Théologie Systématique – III. Dogmes Purs

Appropriation du Salut

I
La dispensation de justice et la dispensation de grâce

1. Deux moyens de salut : par la loi, par la foi

Par quel moyen l’homme peut-il avoir part au salut qui est en Jésus-Christ ? — C’est la question suprême. — La Bible répond : par la loi (ou par les œuvres), par la foi (ou par grâce). — L’Évangile n’a pas abrogé la loi.

Nous avons établi la doctrine de l’expiation sur laquelle repose la dispensation de grâce, et qui forme par conséquent un des principaux objets de la foi, mais dont l’importance suprême ne devient réellement sensible que par l’éveil de la conscience, dans la disposition intérieure nommée conviction de péché. Le pardon est l’élément fondamental du salut et, en un sens, le salut lui-même. La loi nous condamne, et ses prescriptions, non plus que ses sanctions, ne sauraient être anéanties. Jésus-Christ nous a obtenu l’amnistie céleste après laquelle ont soupiré toutes les âmes préoccupées de leur état moral et de leur avenir éternel.
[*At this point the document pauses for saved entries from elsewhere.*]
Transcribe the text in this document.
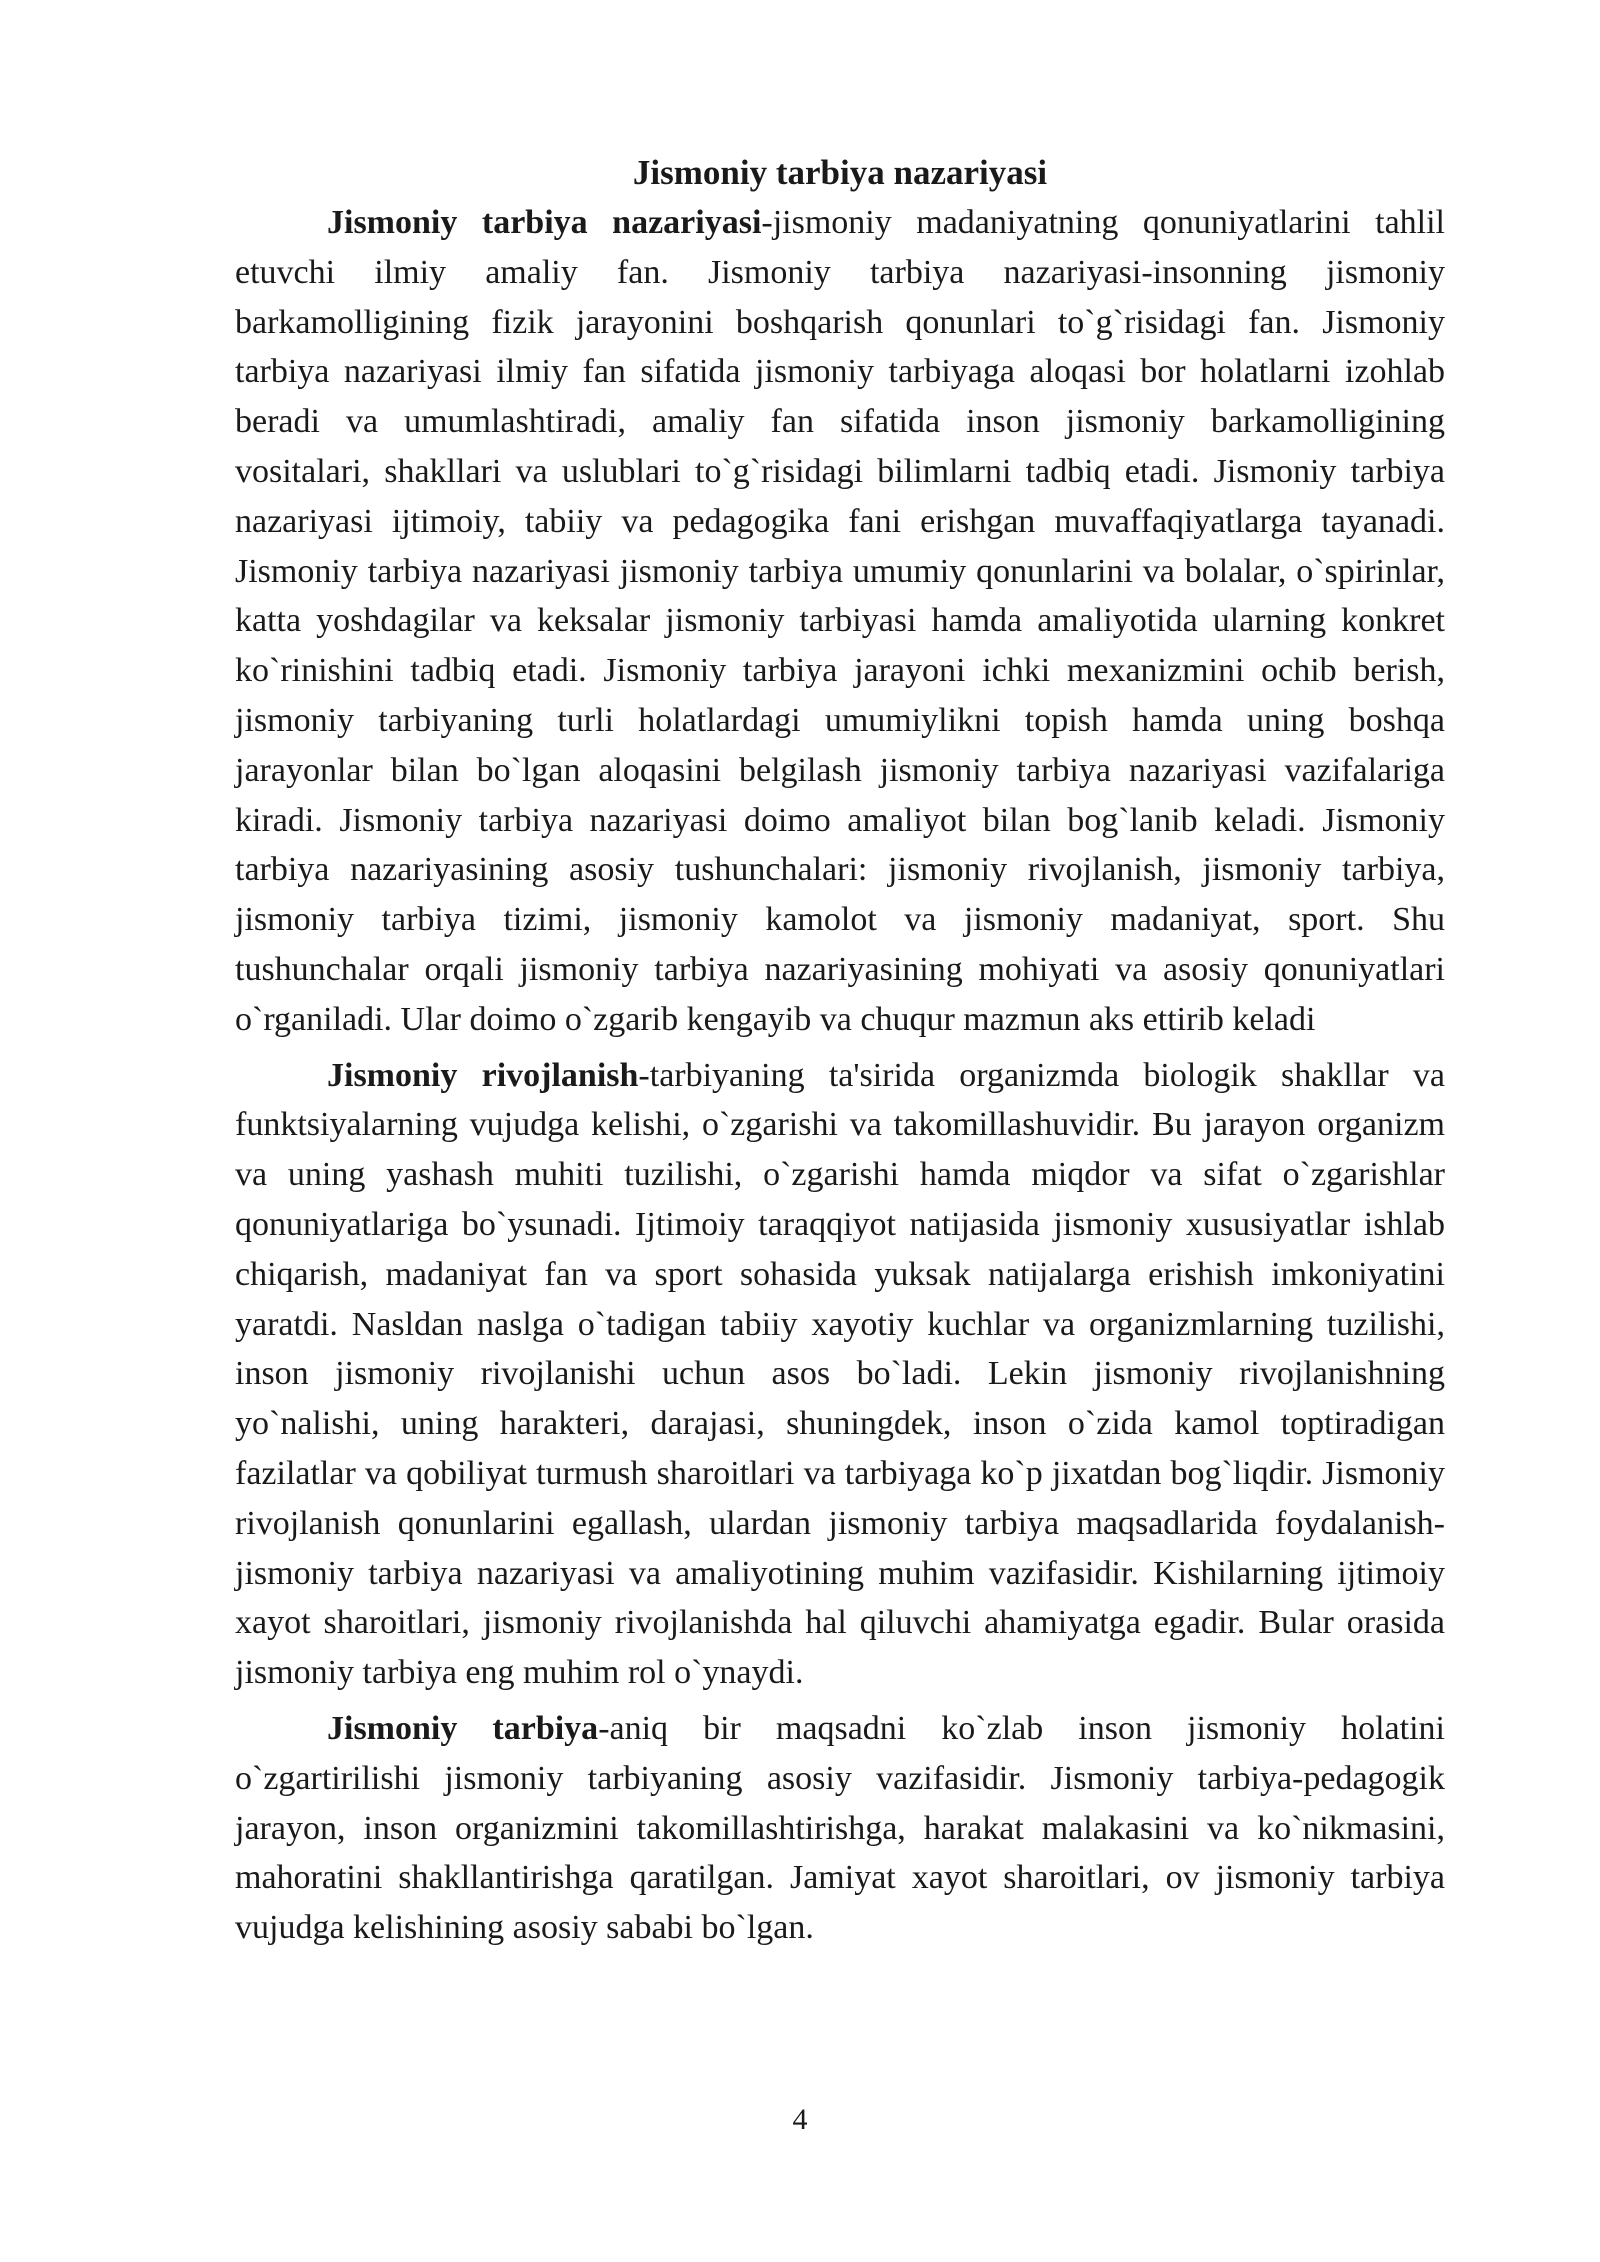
Jismoniy tarbiya nazariyasi

Jismoniy tarbiya nazariyasi-jismoniy madaniyatning qonuniyatlarini tahlil etuvchi ilmiy amaliy fan. Jismoniy tarbiya nazariyasi-insonning jismoniy barkamolligining fizik jarayonini boshqarish qonunlari to`g`risidagi fan. Jismoniy tarbiya nazariyasi ilmiy fan sifatida jismoniy tarbiyaga aloqasi bor holatlarni izohlab beradi va umumlashtiradi, amaliy fan sifatida inson jismoniy barkamolligining vositalari, shakllari va uslublari to`g`risidagi bilimlarni tadbiq etadi. Jismoniy tarbiya nazariyasi ijtimoiy, tabiiy va pedagogika fani erishgan muvaffaqiyatlarga tayanadi. Jismoniy tarbiya nazariyasi jismoniy tarbiya umumiy qonunlarini va bolalar, o`spirinlar, katta yoshdagilar va keksalar jismoniy tarbiyasi hamda amaliyotida ularning konkret ko`rinishini tadbiq etadi. Jismoniy tarbiya jarayoni ichki mexanizmini ochib berish, jismoniy tarbiyaning turli holatlardagi umumiylikni topish hamda uning boshqa jarayonlar bilan bo`lgan aloqasini belgilash jismoniy tarbiya nazariyasi vazifalariga kiradi. Jismoniy tarbiya nazariyasi doimo amaliyot bilan bog`lanib keladi. Jismoniy tarbiya nazariyasining asosiy tushunchalari: jismoniy rivojlanish, jismoniy tarbiya, jismoniy tarbiya tizimi, jismoniy kamolot va jismoniy madaniyat, sport. Shu tushunchalar orqali jismoniy tarbiya nazariyasining mohiyati va asosiy qonuniyatlari o`rganiladi. Ular doimo o`zgarib kengayib va chuqur mazmun aks ettirib keladi

Jismoniy rivojlanish-tarbiyaning ta'sirida organizmda biologik shakllar va funktsiyalarning vujudga kelishi, o`zgarishi va takomillashuvidir. Bu jarayon organizm va uning yashash muhiti tuzilishi, o`zgarishi hamda miqdor va sifat o`zgarishlar qonuniyatlariga bo`ysunadi. Ijtimoiy taraqqiyot natijasida jismoniy xususiyatlar ishlab chiqarish, madaniyat fan va sport sohasida yuksak natijalarga erishish imkoniyatini yaratdi. Nasldan naslga o`tadigan tabiiy xayotiy kuchlar va organizmlarning tuzilishi, inson jismoniy rivojlanishi uchun asos bo`ladi. Lekin jismoniy rivojlanishning yo`nalishi, uning harakteri, darajasi, shuningdek, inson o`zida kamol toptiradigan fazilatlar va qobiliyat turmush sharoitlari va tarbiyaga ko`p jixatdan bog`liqdir. Jismoniy rivojlanish qonunlarini egallash, ulardan jismoniy tarbiya maqsadlarida foydalanish-jismoniy tarbiya nazariyasi va amaliyotining muhim vazifasidir. Kishilarning ijtimoiy xayot sharoitlari, jismoniy rivojlanishda hal qiluvchi ahamiyatga egadir. Bular orasida jismoniy tarbiya eng muhim rol o`ynaydi.

Jismoniy tarbiya-aniq bir maqsadni ko`zlab inson jismoniy holatini o`zgartirilishi jismoniy tarbiyaning asosiy vazifasidir. Jismoniy tarbiya-pedagogik jarayon, inson organizmini takomillashtirishga, harakat malakasini va ko`nikmasini, mahoratini shakllantirishga qaratilgan. Jamiyat xayot sharoitlari, ov jismoniy tarbiya vujudga kelishining asosiy sababi bo`lgan.

4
Médiateur entre Dieu et les hommes, il s’est donné en rançon pour tous… Il nous a rachetés de la malédiction de la loi en se faisant malédiction pour nous. Aussi saint Paul déclare-t-il qu’« il ne veut savoir autre chose que Jésus- Christ et Jésus-Christ crucifié. »
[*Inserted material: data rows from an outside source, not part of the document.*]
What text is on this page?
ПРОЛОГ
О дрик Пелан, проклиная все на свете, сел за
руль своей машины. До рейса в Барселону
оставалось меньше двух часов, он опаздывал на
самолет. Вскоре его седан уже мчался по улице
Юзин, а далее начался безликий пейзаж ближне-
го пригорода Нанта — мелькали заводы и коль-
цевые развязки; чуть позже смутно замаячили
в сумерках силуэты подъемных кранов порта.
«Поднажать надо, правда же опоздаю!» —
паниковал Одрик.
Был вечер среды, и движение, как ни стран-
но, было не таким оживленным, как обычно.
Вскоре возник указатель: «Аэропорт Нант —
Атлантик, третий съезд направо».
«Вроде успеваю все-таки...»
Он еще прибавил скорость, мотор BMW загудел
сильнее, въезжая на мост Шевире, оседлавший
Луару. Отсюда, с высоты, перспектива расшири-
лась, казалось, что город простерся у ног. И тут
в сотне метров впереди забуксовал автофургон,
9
Mais par quel moyen l’homme peut-il avoir part au salut qui est en Christ, ou, en d’autres termes, s’approprier les bienfaits de la rédemption ?

Cette question, à part sa forme chrétienne sous laquelle nous avons à l’examiner spécialement, est celle que la conscience de l’humanité s’est adressée en tout lieu, en tout temps, et à laquelle répondent les pratiques expiatoires des anciens cultes. C’est celle que nous rencontrons fréquemment dans la Bible… C’est la question que les apôtres discutent constamment auprès des Juifs, auprès des païens et auprès des chrétiens eux-mêmes, parce que c’est la question des questions pour des êtres pécheurs en marche vers le jugement… Que font-ils tous en s’élevant contre toutes les aberrations dogmatiques et morales, en rétablissant sur tous les points la vérité ; que font-ils que déblayer le sentier de la justice et de la vie à mesure qu’on l’obstrue, que réintégrer la doctrine du salut à mesure qu’on l’altère ? Et que font les prédicateurs et les théologiens, les uns dans la sphère pratique, les autres dans la sphère théorique, que constater et montrer ce qu’ils croient la seule route sûre de la réhabilitation, le seul moyen vraiment efficace de rentrer et de demeurer en communion avec Dieu ?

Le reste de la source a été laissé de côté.